Business case:
A computer has eth0 and eth1 and eth0 address is 192.168.1.2 (static). The eth0 is used by a configuration software to configure the address of eth1 in the field. eth0 is only for this purpose.
PC ---- [eth0 Linux Computer eth1] ----- server
eth1 is to connect to a server and the customer will get data from this computer to store on the server. The PC shall not reach the server in any way. The Linux computer should NOT redeliver any packets from PC to the server, or from the server to the PC. The Linux computer is not a bridge.
Question 1:
If the eht1 IP assigned in the field is 192.168.1.100 and on same subnet with eth0, will it cause a problem? If the application software listens on the 192.168.1.2, and connected by PC 192.168.1.3, and if the application software use this connection to send back to PC, will the OS know which NIC it should use?
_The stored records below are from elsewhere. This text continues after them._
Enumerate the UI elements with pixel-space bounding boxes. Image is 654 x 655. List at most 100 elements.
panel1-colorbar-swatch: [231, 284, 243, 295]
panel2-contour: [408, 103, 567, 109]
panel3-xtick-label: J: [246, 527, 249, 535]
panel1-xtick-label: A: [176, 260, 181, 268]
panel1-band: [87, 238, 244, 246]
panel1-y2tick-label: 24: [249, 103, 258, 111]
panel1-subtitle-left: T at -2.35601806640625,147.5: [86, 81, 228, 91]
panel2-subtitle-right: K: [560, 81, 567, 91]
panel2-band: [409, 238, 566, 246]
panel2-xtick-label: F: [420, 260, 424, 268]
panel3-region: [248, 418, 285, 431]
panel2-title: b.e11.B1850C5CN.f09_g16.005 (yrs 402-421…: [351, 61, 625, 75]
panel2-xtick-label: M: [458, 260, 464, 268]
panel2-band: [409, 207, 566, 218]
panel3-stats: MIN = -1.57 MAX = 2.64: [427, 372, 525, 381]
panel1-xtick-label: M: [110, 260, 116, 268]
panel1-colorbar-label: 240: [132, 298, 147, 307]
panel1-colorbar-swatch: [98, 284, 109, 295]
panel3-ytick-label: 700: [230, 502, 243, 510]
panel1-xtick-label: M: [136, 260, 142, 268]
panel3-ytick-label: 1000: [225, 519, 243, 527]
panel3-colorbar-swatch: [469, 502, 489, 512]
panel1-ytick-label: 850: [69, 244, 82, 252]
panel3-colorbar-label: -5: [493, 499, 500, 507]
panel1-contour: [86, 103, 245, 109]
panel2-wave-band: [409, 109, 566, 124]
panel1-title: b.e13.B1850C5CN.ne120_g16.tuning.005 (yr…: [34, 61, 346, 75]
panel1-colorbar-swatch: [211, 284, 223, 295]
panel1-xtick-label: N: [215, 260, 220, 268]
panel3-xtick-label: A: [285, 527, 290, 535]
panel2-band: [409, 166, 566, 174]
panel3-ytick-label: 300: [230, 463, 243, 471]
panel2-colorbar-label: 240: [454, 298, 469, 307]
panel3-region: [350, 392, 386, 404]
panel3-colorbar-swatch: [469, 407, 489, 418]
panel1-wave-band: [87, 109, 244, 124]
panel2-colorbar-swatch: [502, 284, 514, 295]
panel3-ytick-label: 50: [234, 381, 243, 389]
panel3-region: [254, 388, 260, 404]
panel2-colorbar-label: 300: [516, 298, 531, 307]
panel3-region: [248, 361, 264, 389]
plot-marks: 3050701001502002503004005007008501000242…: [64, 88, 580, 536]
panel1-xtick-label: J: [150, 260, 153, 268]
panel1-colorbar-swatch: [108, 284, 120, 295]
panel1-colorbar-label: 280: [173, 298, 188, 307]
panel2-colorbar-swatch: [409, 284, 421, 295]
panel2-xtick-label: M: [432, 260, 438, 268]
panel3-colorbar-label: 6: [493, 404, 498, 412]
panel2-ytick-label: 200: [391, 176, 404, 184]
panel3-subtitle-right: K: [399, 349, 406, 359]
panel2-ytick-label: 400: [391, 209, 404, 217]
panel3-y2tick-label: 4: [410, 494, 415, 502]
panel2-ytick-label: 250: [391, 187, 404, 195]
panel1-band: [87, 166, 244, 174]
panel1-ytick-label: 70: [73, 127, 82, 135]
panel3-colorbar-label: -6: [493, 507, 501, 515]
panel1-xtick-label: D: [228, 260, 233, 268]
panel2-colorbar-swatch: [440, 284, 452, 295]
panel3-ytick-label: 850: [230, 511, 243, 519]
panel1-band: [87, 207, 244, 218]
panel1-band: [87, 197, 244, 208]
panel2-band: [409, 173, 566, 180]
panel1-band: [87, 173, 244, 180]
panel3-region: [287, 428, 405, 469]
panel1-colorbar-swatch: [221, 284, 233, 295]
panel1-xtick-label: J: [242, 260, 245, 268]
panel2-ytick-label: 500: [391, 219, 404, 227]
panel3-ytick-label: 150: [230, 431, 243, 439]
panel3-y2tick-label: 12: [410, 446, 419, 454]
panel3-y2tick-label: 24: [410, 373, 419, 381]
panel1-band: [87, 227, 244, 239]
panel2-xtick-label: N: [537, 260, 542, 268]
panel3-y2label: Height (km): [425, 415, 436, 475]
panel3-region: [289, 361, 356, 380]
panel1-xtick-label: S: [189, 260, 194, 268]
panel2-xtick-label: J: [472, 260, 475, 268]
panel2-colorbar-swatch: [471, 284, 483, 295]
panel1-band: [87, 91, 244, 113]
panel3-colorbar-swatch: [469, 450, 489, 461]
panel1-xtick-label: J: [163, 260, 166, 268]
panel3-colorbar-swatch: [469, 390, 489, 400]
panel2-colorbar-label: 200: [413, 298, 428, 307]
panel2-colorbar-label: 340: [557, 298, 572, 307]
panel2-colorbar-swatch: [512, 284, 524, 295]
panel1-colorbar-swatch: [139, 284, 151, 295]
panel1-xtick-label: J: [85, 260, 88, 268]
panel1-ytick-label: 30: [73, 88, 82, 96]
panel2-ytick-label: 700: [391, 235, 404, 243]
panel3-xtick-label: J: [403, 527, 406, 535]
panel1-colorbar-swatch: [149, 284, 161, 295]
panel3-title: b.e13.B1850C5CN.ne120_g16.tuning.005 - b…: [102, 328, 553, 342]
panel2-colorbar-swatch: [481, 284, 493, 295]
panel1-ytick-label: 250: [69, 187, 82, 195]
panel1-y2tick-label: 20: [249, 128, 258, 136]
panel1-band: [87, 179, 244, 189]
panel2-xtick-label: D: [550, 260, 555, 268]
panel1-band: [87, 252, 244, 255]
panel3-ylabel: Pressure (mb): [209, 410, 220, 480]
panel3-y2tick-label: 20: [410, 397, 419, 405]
If the field people set the eth1 to be 192.168.1.2, which is same IP address, will Linux application listen on eth0 and still respond correctly to PC?
Or, should I restrict field people to assign eth1 to have same subnet?
Question 2:
Since it is believed that Question 1 is possible. Now can eth0 and eth1 have same IP address?
The plan is for the Linux PC to listen on TCP port only, and only respond to connections from PC or server. So once connected, the software knows which NIC to go through to reply.
Further, can PC and Server have same IP as well, if the Linux PC never initiate any IP activity, or even Ping.